Из-под нежной кисеи виднелись, словно раскрытые лепестки, розовые губы девочки. Левенвольде нерушимо стоял на каменных плитах церкви в дорожных грубых башмаках, и лицо льва затаило усмешку. Над этими людьми, что поздравляют; над этими женщинами, которые завидуют невесте… «Какая честь! – он думал, издеваясь. – Но прокаженным все дозволено».
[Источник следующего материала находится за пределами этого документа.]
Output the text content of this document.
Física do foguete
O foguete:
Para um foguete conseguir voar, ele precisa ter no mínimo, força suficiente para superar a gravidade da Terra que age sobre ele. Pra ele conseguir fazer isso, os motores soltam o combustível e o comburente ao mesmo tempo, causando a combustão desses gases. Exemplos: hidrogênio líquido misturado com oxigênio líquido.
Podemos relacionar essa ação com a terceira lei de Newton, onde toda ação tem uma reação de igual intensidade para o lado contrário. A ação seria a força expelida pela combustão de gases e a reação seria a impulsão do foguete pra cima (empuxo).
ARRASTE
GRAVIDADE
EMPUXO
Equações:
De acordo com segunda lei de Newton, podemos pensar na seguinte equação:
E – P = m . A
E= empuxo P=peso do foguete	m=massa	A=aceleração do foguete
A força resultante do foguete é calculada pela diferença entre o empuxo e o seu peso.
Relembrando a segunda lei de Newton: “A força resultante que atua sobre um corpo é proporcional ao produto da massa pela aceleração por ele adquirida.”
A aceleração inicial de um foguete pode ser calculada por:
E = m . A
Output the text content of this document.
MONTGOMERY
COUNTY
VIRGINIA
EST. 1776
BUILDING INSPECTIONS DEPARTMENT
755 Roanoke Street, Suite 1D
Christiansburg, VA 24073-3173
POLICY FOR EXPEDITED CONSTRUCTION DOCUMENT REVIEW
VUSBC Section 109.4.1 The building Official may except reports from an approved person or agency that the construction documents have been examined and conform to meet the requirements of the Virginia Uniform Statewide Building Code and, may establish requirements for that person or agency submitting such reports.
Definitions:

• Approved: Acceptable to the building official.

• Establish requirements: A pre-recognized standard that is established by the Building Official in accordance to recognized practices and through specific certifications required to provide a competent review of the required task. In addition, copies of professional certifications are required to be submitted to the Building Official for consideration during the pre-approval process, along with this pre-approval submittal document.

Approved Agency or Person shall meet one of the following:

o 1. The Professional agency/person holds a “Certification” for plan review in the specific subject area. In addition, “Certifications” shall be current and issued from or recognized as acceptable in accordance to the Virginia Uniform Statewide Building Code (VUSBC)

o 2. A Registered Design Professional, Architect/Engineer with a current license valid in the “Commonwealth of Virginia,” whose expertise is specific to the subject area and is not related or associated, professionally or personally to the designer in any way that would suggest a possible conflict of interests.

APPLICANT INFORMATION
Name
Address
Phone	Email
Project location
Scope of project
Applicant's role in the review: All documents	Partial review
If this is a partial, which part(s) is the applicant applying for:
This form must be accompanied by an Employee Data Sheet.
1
Вечером он поднялся к невесте и силой принудил ее к ласкам. Горько рыдающую девочку он спросил потом – уязвленно:

– Итак, вы счастливы, сударыня, став графинею Левенвольде?

– Да… благодарю вас. Я так признательна вам…

– Вы в самом деле любите меня? Или послушались отца?

– Как можно не любить… – шепнула она губами-лепестками.

– Благодарю вас! – И он удалился, крепко стуча башмаками.

Когда утром к нему вошли, он был уже мертв.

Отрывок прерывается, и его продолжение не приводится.